Each day of the week is prefaced by an episode from the Cleverlys’ past where they were more together, more loving, more well-adjusted, concluding with the simultaneous invention of a social media platform. The implication is that each one has made us behave worse, although the novel’s closing moment suggests that we will be stuck with them for a long time to come.
There are worse online offenders than the woke, of course, but it’s the hypocrisy that seems to grate. Right-wing trolls “own their hatred”, says George, but the left “won’t stand for even an iota of disagreement, pleading for kindness while masking their own intolerance in sanctimony”. In one of the novel’s least subtle moments, Elizabeth posts a tweet with a string of hashtags that includes both “#BeKind” and “#DropDead”.
Beverley might tell her ghost writer that the world can be divided into good guys and bad guys, but real life is more complicated. Boyne also suggests that it’s possible for people to learn. Although we’re not shown how he becomes enlightened, George goes from referring on-air to “coloured people” to giving an eloquent explanation of the distinction between that term and “people of colour”.
The Echo Chamber is no righteous rant; it is relentlessly funny. Questions of identity provide a rich seam for Boyne’s satire. Wilkes defines himself as non-binary and says he won’t be labelled. “I labelled you as a complete moron from the moment I met you,” George responds. “Must we label everything?” asks Nelson, when he tells his therapist he is in a relationship with a man and enjoys having sex with him. “Does that make me gay?” “It probably does, yes,” she replies.

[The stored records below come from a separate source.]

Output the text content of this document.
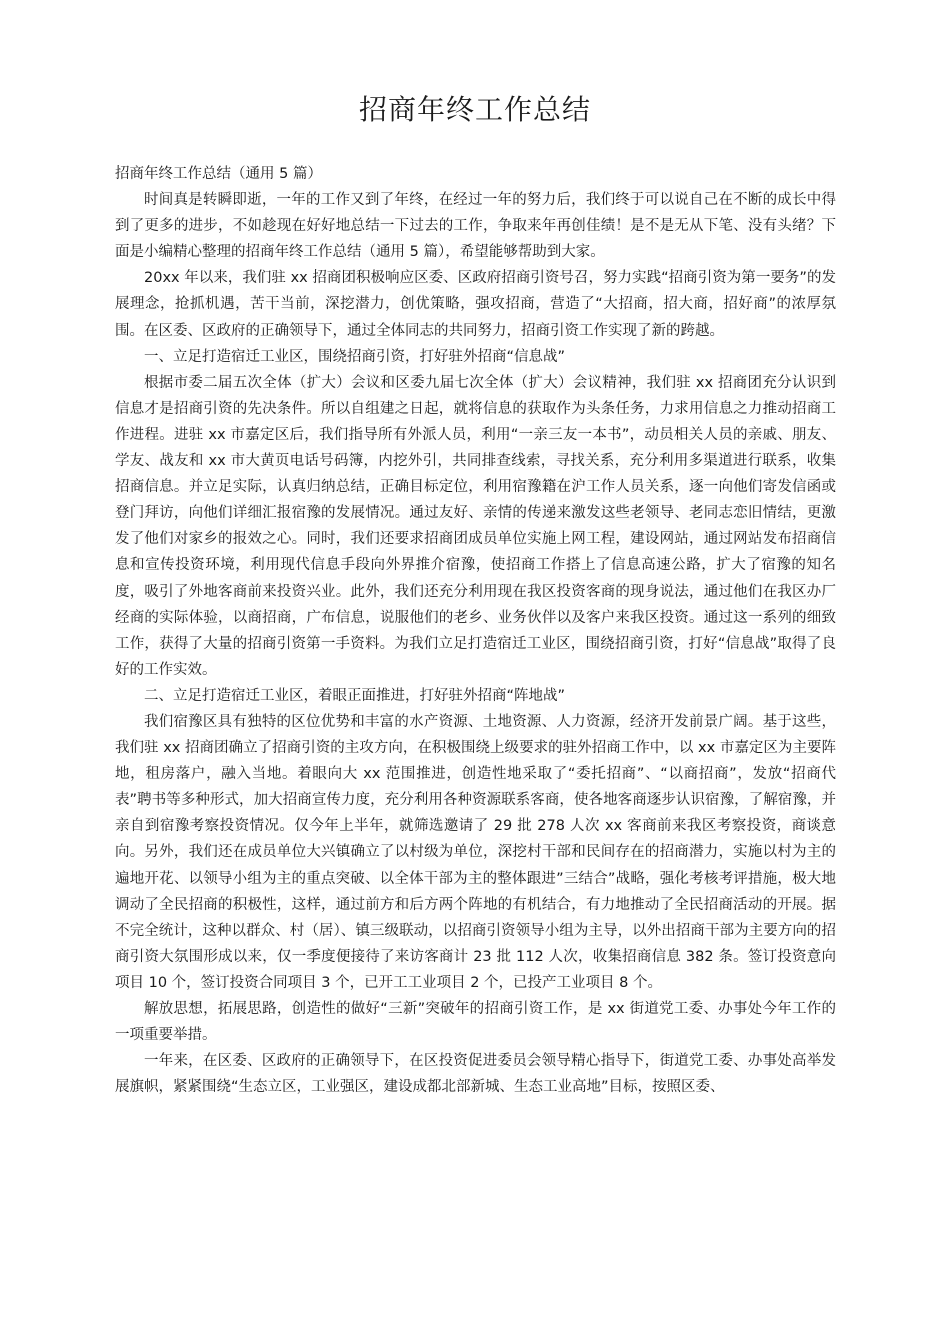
招商年终工作总结

招商年终工作总结（通用 5 篇）

时间真是转瞬即逝，一年的工作又到了年终，在经过一年的努力后，我们终于可以说自己在不断的成长中得到了更多的进步，不如趁现在好好地总结一下过去的工作，争取来年再创佳绩！是不是无从下笔、没有头绪？下面是小编精心整理的招商年终工作总结（通用 5 篇），希望能够帮助到大家。

20xx 年以来，我们驻 xx 招商团积极响应区委、区政府招商引资号召，努力实践“招商引资为第一要务”的发展理念，抢抓机遇，苦干当前，深挖潜力，创优策略，强攻招商，营造了“大招商，招大商，招好商”的浓厚氛围。在区委、区政府的正确领导下，通过全体同志的共同努力，招商引资工作实现了新的跨越。

一、立足打造宿迁工业区，围绕招商引资，打好驻外招商“信息战”

根据市委二届五次全体（扩大）会议和区委九届七次全体（扩大）会议精神，我们驻 xx 招商团充分认识到信息才是招商引资的先决条件。所以自组建之日起，就将信息的获取作为头条任务，力求用信息之力推动招商工作进程。进驻 xx 市嘉定区后，我们指导所有外派人员，利用“一亲三友一本书”，动员相关人员的亲戚、朋友、学友、战友和 xx 市大黄页电话号码簿，内挖外引，共同排查线索，寻找关系，充分利用多渠道进行联系，收集招商信息。并立足实际，认真归纳总结，正确目标定位，利用宿豫籍在沪工作人员关系，逐一向他们寄发信函或登门拜访，向他们详细汇报宿豫的发展情况。通过友好、亲情的传递来激发这些老领导、老同志恋旧情结，更激发了他们对家乡的报效之心。同时，我们还要求招商团成员单位实施上网工程，建设网站，通过网站发布招商信息和宣传投资环境，利用现代信息手段向外界推介宿豫，使招商工作搭上了信息高速公路，扩大了宿豫的知名度，吸引了外地客商前来投资兴业。此外，我们还充分利用现在我区投资客商的现身说法，通过他们在我区办厂经商的实际体验，以商招商，广布信息，说服他们的老乡、业务伙伴以及客户来我区投资。通过这一系列的细致工作，获得了大量的招商引资第一手资料。为我们立足打造宿迁工业区，围绕招商引资，打好“信息战”取得了良好的工作实效。

二、立足打造宿迁工业区，着眼正面推进，打好驻外招商“阵地战”

我们宿豫区具有独特的区位优势和丰富的水产资源、土地资源、人力资源，经济开发前景广阔。基于这些，我们驻 xx 招商团确立了招商引资的主攻方向，在积极围绕上级要求的驻外招商工作中，以 xx 市嘉定区为主要阵地，租房落户，融入当地。着眼向大 xx 范围推进，创造性地采取了“委托招商”、“以商招商”，发放“招商代表”聘书等多种形式，加大招商宣传力度，充分利用各种资源联系客商，使各地客商逐步认识宿豫，了解宿豫，并亲自到宿豫考察投资情况。仅今年上半年，就筛选邀请了 29 批 278 人次 xx 客商前来我区考察投资，商谈意向。另外，我们还在成员单位大兴镇确立了以村级为单位，深挖村干部和民间存在的招商潜力，实施以村为主的遍地开花、以领导小组为主的重点突破、以全体干部为主的整体跟进”三结合”战略，强化考核考评措施，极大地调动了全民招商的积极性，这样，通过前方和后方两个阵地的有机结合，有力地推动了全民招商活动的开展。据不完全统计，这种以群众、村（居）、镇三级联动，以招商引资领导小组为主导，以外出招商干部为主要方向的招商引资大氛围形成以来，仅一季度便接待了来访客商计 23 批 112 人次，收集招商信息 382 条。签订投资意向项目 10 个，签订投资合同项目 3 个，已开工工业项目 2 个，已投产工业项目 8 个。

解放思想，拓展思路，创造性的做好“三新”突破年的招商引资工作，是 xx 街道党工委、办事处今年工作的一项重要举措。

一年来，在区委、区政府的正确领导下，在区投资促进委员会领导精心指导下，街道党工委、办事处高举发展旗帜，紧紧围绕“生态立区，工业强区，建设成都北部新城、生态工业高地”目标，按照区委、
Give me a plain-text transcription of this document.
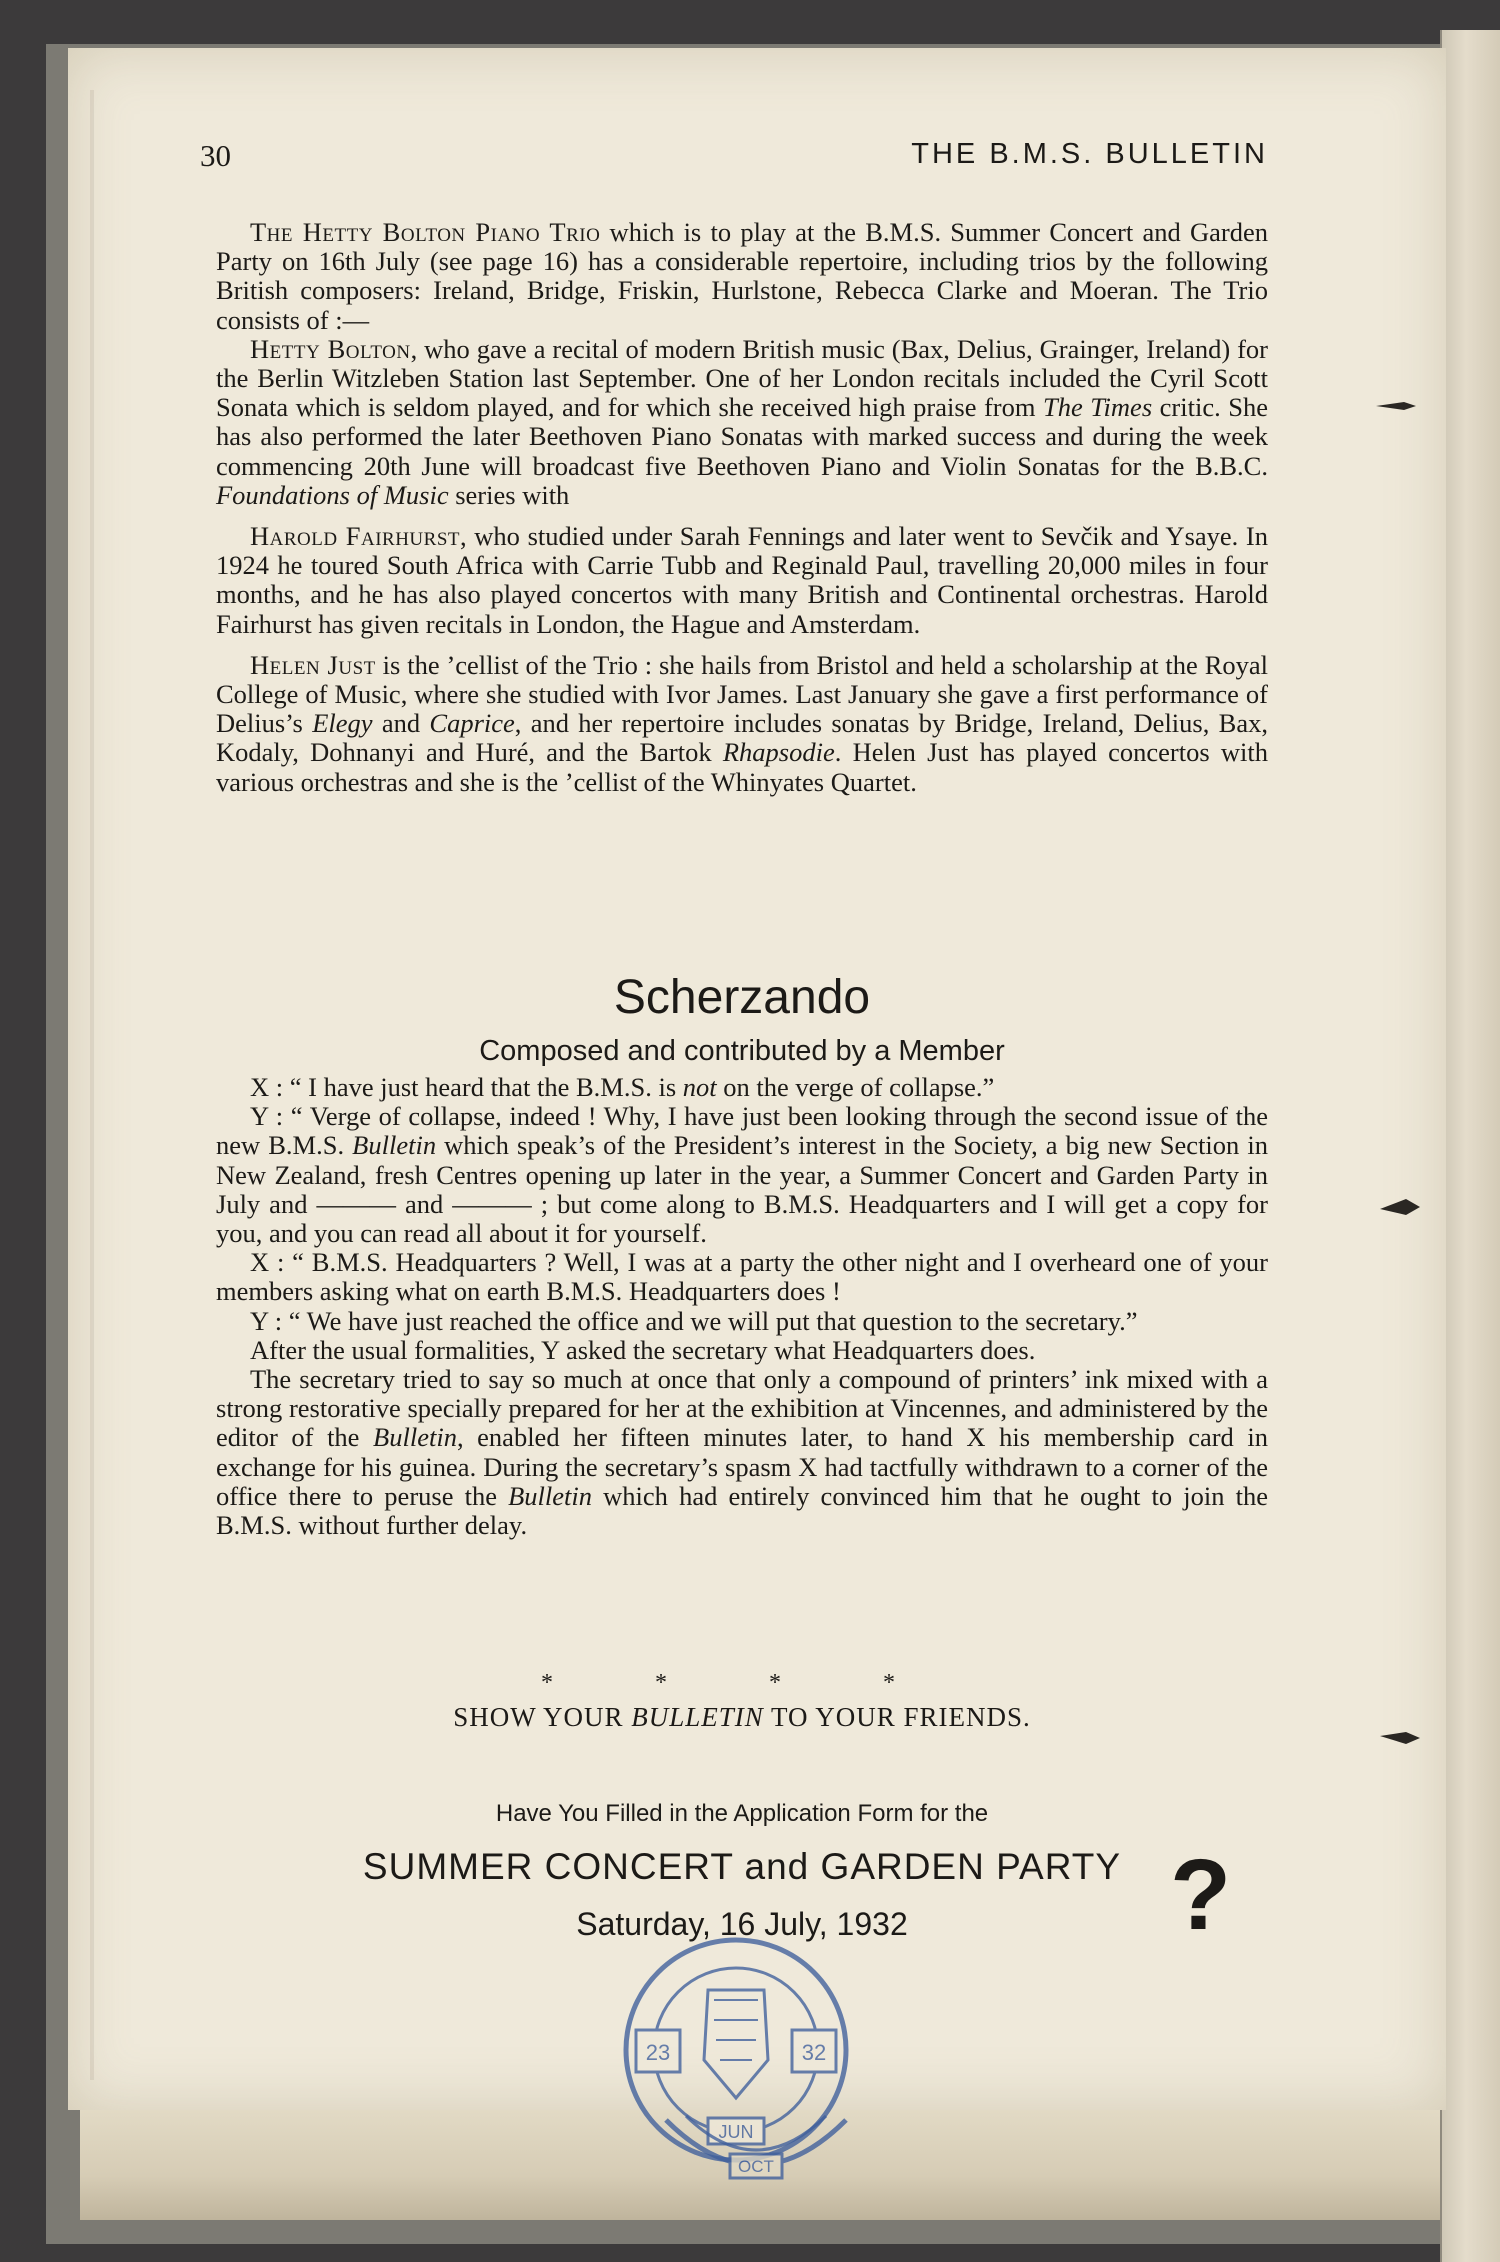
30	THE B.M.S. BULLETIN

The Hetty Bolton Piano Trio which is to play at the B.M.S. Summer Concert and Garden Party on 16th July (see page 16) has a considerable repertoire, including trios by the following British composers: Ireland, Bridge, Friskin, Hurlstone, Rebecca Clarke and Moeran. The Trio consists of :—

Hetty Bolton, who gave a recital of modern British music (Bax, Delius, Grainger, Ireland) for the Berlin Witzleben Station last September. One of her London recitals included the Cyril Scott Sonata which is seldom played, and for which she received high praise from The Times critic. She has also performed the later Beethoven Piano Sonatas with marked success and during the week commencing 20th June will broadcast five Beethoven Piano and Violin Sonatas for the B.B.C. Foundations of Music series with

Harold Fairhurst, who studied under Sarah Fennings and later went to Sevčik and Ysaye. In 1924 he toured South Africa with Carrie Tubb and Reginald Paul, travelling 20,000 miles in four months, and he has also played concertos with many British and Continental orchestras. Harold Fairhurst has given recitals in London, the Hague and Amsterdam.

Helen Just is the ’cellist of the Trio : she hails from Bristol and held a scholarship at the Royal College of Music, where she studied with Ivor James. Last January she gave a first performance of Delius’s Elegy and Caprice, and her repertoire includes sonatas by Bridge, Ireland, Delius, Bax, Kodaly, Dohnanyi and Huré, and the Bartok Rhapsodie. Helen Just has played concertos with various orchestras and she is the ’cellist of the Whinyates Quartet.

Scherzando
Composed and contributed by a Member

X : “ I have just heard that the B.M.S. is not on the verge of collapse.”

Y : “ Verge of collapse, indeed ! Why, I have just been looking through the second issue of the new B.M.S. Bulletin which speak’s of the President’s interest in the Society, a big new Section in New Zealand, fresh Centres opening up later in the year, a Summer Concert and Garden Party in July and ——— and ——— ; but come along to B.M.S. Headquarters and I will get a copy for you, and you can read all about it for yourself.

X : “ B.M.S. Headquarters ? Well, I was at a party the other night and I overheard one of your members asking what on earth B.M.S. Headquarters does !

Y : “ We have just reached the office and we will put that question to the secretary.”

After the usual formalities, Y asked the secretary what Headquarters does.

The secretary tried to say so much at once that only a compound of printers’ ink mixed with a strong restorative specially prepared for her at the exhibition at Vincennes, and administered by the editor of the Bulletin, enabled her fifteen minutes later, to hand X his membership card in exchange for his guinea. During the secretary’s spasm X had tactfully withdrawn to a corner of the office there to peruse the Bulletin which had entirely convinced him that he ought to join the B.M.S. without further delay.

* * * *
SHOW YOUR BULLETIN TO YOUR FRIENDS.
Have You Filled in the Application Form for the
SUMMER CONCERT and GARDEN PARTY
Saturday, 16 July, 1932	?
23	32
JUN
OCT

Like Lauren Oyler’s Fake Accounts and Patricia Lockwood’s Nobody is Talking About This, both published this year, The Echo Chamber explores how social media has changed the way we think and behave. In the first two novels, their narrators are what one journalist has called both “critics and captives” of social media: they recognise its shallowness but can’t — or don’t want to — break free of it.
He may still be on Twitter in real life, but in The Echo Chamber, Boyne is all critic. There is none of Oyler and Lockwood’s fragmentary narratives and online in-jokes — this is wilfully old-fashioned farce, brilliantly executed.
Its playfulness and conscious absurdity are in sharp contrast to the delusion and inflated sense of importance that characterises much social media discourse. Take Wilkes’s advice to Elizabeth on using it to effect change: build up as big a following as possible and “[make] them believe in you, even if you have no knowledge or training in your particular subject. That’s how Jesus did it, after all.” When she points out Jesus wasn’t on social media, he retorts: “Only because it wasn’t around then. But can you imagine if he’d tweeted from the cross?”
Wilkes — a character who deserves his own spin-off novel — later has a Damascene conversion and leaves social media. “The fact is, when you sign up for an account and accept the terms and conditions, there should also be a warning attached: And this will make you miserable,” he tells Elizabeth. “Actually, you should tweet that, that’s some solid wisdom there.”
Another critic and captive: it’s hard to escape the echo chamber.